Fani Willis and the Georgia prosecution overcharged with the clear intent to drain Sidney Powell and the rest of the Trump inner circle and force an admission by taking a misdemeanor charge instead of all the initial jail time on the table.  When you add up the cost of a trial to prove that you are innocent, you may do so in the end, but you’ll spend a lot of money, which only feeds the corrupt court system.  You might spend millions of dollars to prove you are not guilty, which is corrupt beyond acceptance.  That is not how our legal system is supposed to work.  It contradicts everything our Bill of Rights is supposed to stand for.  But for a Marxist like Fani Willis, who wants to destroy the American Constitution, that is no problem.  I just went through Fulton County, Georgia, so I understand the region’s politics, and Marxism is undoubtedly part of the culture that the courts are now representing.  They know Sidney Powell won’t be the only one to take the plea deal.  Getting her to take it is equivalent to letting the following people in line hear the screams of the tortured victim.  More will be willing to take the deal before ever getting to court, giving this phony prosecution more confession letters and apologies to dangle in front of Trump.  It’s a rigged game beyond corruption, but complaining about it now won’t do any good.  For people who think they would hold up better than Sidney Powell, I don’t think so.  They wore her down just as torture victims have over all of history.  People have their breaking point, and Sidney hit hers.  And there will be many more.  I would advise Sidney otherwise, but she is a good lawyer herself.  Her law license means something to her, so she wants to play by the rules, but to play by the rules means you must willingly get on the stretch rack in the Tower of London and let them torture you.  My method would be to burn it all down and everyone involved, to take them out of their comfort zones and not let them hide behind such a corrupt system. 

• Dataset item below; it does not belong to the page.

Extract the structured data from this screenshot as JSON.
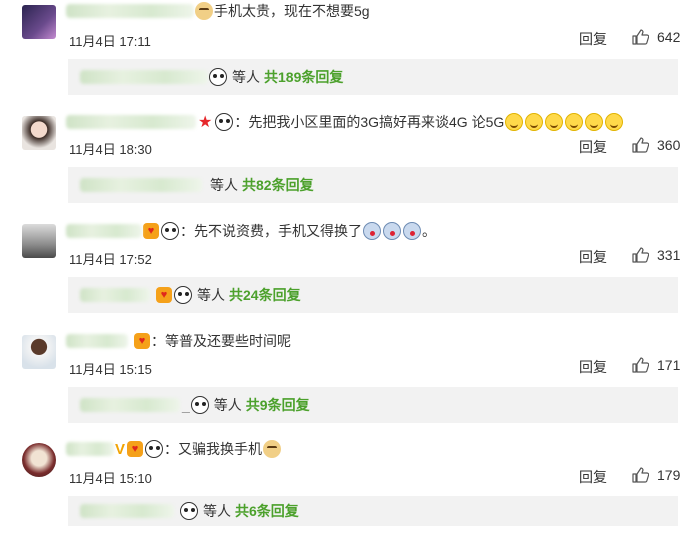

It won’t matter when it comes to Trump because the same Marxist activism behind this judicial corruption will also be the prosecution’s downfall.  To present these confession letters to the court and jury doesn’t validate the individual integrity of President Trump himself.  The weakness of Marxism is in its dependency on collective judgment, but Trump’s case is his own.  Without question, Fani’s strategy is to show these confession letters to the jury to give merit to her assertion that election fraud didn’t happen in Georgia, which we know it did.  What will end up being displayed as a result of the case is the gross overcharging that was applied to these innocent people to beat a confession out of them to attempt to turn reality into their own making.  To say that election fraud didn’t occur when it did.  And the Trump team is prepared to show that it did beyond a reasonable doubt.  So, in the end, it won’t matter what Sidney Powell did.  The judicial system tortured her to exploit corrupt activism with political assassinations of presidential politics as its primary objective.  And to hide an actual crime of election fraud behind confessions received from the process of legal torture.  It is not precisely a society of law and order, but rather the same means that communist countries use to prosecute their political enemies.  And Sidney Powell was overcharged to achieve just what they received.  She gets her life back.  And the prosecution gets a confession, which they hope gives them some foundation for a phony case that never had any real merit.